PCM8: Benedetti Elschenbroich Grynyuk Trio – Brahms’s Opus 8 & Arlene Sierra’s Butterflies Remember a Mountain

Piano Trio No.1 in B, Op.8 [revised version]
Arlene Sierra
Butterflies Remember a Mountain

Benedetti Elschenbroich Grynyuk Trio: Nicola Benedetti (violin), Leonard Elschenbroich (cello) & Alexei Grynyuk (piano)

Reviewed by: Nick Breckenfield

Reviewed: 7 September, 2015
Venue: Cadogan Hall, London

Benedetti Elschenbroich Grynyuk TrioPhotograph: Mark McNultyWith Yo-Yo Ma’s Bach still ringing majestically in my ears from Saturday night, I did wonder how I’d take to another cellist so soon, especially as the cello takes the lead in the opening movement of Brahms’s B-major Piano Trio. I needn’t have worried with Leonard Elschenbroich and his Matteo Goffriller ‘Leonard Rose’ instrument dating from 1693. His is a refined and sweet tone, ideally suited to Brahms’s expansive romanticism, where Allegro is never pushed too fast.

Elschenbroich was matched with partners of seven years standing, Nicola Benedetti and Alexei Grynyuk. Curiously the programme announced that the Trio was making its Proms debut, but reference to the Proms Archive confirms a previous appearance Cadogan Hall, on 13 August 2012. Then the musicians played Brahms’s Opus 101 Piano Trio; this afternoon in 2015 they moved both two years later (to 1889, when Brahms made his wholesale revision of Opus 8) and, in essence, some thirty years earlier to 1853/4 when – just into his 20s – Brahms originally conceived the work.

We know what a febrile burst of energy Brahms was at that early age: bursting in on Robert and Clara Schumann and thereby announcing himself to the world.
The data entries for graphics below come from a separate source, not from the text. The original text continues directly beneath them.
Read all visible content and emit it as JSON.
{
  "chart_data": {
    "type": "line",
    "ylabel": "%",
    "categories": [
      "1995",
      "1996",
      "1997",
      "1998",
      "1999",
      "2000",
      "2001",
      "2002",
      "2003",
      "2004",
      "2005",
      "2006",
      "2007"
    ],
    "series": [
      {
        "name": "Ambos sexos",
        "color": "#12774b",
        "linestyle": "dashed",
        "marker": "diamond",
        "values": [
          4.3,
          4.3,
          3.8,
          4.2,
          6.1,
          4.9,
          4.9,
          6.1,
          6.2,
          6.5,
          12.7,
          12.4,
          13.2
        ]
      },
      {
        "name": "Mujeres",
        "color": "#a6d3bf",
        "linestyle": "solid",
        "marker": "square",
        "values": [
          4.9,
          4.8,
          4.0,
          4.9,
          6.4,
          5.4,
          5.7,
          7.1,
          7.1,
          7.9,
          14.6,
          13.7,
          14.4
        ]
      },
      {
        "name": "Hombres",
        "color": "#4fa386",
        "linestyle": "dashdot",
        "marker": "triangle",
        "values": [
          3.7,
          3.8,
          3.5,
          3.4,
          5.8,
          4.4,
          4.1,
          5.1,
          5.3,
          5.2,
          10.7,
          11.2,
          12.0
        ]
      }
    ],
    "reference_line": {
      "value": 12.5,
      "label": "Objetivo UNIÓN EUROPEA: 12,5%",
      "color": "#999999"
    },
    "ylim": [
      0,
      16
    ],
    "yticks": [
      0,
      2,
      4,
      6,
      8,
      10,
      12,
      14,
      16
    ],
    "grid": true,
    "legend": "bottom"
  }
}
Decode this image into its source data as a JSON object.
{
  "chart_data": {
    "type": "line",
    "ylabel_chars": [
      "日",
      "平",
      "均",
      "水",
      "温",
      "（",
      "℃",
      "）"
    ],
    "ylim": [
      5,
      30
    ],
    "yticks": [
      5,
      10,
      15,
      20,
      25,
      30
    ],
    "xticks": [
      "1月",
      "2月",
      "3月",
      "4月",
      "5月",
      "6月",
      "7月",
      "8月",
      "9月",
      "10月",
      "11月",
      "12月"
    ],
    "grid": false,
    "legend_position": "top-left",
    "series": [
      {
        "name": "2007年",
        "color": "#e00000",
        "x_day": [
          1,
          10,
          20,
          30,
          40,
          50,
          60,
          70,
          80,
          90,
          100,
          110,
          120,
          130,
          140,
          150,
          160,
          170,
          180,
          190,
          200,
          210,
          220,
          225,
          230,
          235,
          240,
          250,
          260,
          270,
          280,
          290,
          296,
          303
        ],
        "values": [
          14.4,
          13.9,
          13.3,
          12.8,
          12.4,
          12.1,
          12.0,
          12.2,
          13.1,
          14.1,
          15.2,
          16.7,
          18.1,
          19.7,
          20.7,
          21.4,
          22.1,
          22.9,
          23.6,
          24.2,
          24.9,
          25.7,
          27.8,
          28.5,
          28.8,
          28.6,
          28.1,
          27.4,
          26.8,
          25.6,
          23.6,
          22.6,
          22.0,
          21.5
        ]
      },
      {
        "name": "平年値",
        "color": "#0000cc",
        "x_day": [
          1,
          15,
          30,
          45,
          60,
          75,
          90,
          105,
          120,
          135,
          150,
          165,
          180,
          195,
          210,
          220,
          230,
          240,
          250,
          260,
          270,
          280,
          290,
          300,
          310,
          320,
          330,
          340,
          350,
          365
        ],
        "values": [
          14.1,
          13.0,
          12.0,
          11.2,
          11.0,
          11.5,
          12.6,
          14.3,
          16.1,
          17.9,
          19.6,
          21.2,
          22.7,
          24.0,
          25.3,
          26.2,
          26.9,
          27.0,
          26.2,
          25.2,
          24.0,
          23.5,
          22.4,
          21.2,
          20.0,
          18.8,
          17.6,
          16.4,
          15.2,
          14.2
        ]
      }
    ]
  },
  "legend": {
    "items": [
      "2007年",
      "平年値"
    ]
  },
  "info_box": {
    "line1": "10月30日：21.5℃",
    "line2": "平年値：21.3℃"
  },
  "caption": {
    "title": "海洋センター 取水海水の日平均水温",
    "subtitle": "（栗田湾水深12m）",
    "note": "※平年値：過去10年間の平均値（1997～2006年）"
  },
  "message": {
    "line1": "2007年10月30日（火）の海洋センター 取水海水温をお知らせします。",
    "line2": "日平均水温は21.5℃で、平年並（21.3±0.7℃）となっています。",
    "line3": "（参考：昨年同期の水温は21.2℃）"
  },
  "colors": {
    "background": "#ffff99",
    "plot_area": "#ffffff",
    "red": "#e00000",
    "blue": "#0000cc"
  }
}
This youthful trio of musicians can match such ardent brio, but also has the maturity of Brahms’s second thoughts. They meld together into a cohesive whole, anchored by Grynyuk’s contained but expressive piano-playing (his facial expressions imply that he’s very much living the work), while Benedetti’s Stradivarius (from 1717) is a fine match for Elschenbroich’s cello.

And if this Piano Trio was not enough Brahms, at the end of the recital – for an encore – we were treated to the Andante from the Opus 101 Trio; an exquisite farewell not only to the concert, but also this year’s Proms Chamber Music lunchtime recitals. Before going live on Radio 3, presenter Petroc Trelawny had referenced Edward Blakeman’s 20 years planning these concerts, first at the V & A Lecture Hall and – for the last decade – at Cadogan. One of the most far-reaching new initiatives in the Proms, it has allowed a focus on chamber and instrumental repertoire that has still been relatively underexplored by the Proms.

Otherwise it was Arlene Sierra’s intriguingly entitled Butterflies Remember a Mountain (2013) – taken from a scientific headline about migrating Monarch butterflies still diverting their route over Lake Superior because millennia ago their way was blocked by a mountain. Sierra said she liked the haiku-like brevity of the headline and proceeded to compose – at Elschenbroich’s request – a short three-movement work, where the movements follow the title exactly: Butterflies; Remember; A Mountain.

From the whispering and whirring of the opening, over Ravel-like piano splashes (Sierra acknowledged the influence of this composer) before the violin takes flight, to the more minimalist repetitions of the finale, via the more thoughtful and nostalgic second movement – low cello pitched against high violin – this is a most involving work. This Prom epitomised the scope of the Proms in upholding the musical traditions of the past alongside the presentation of the new.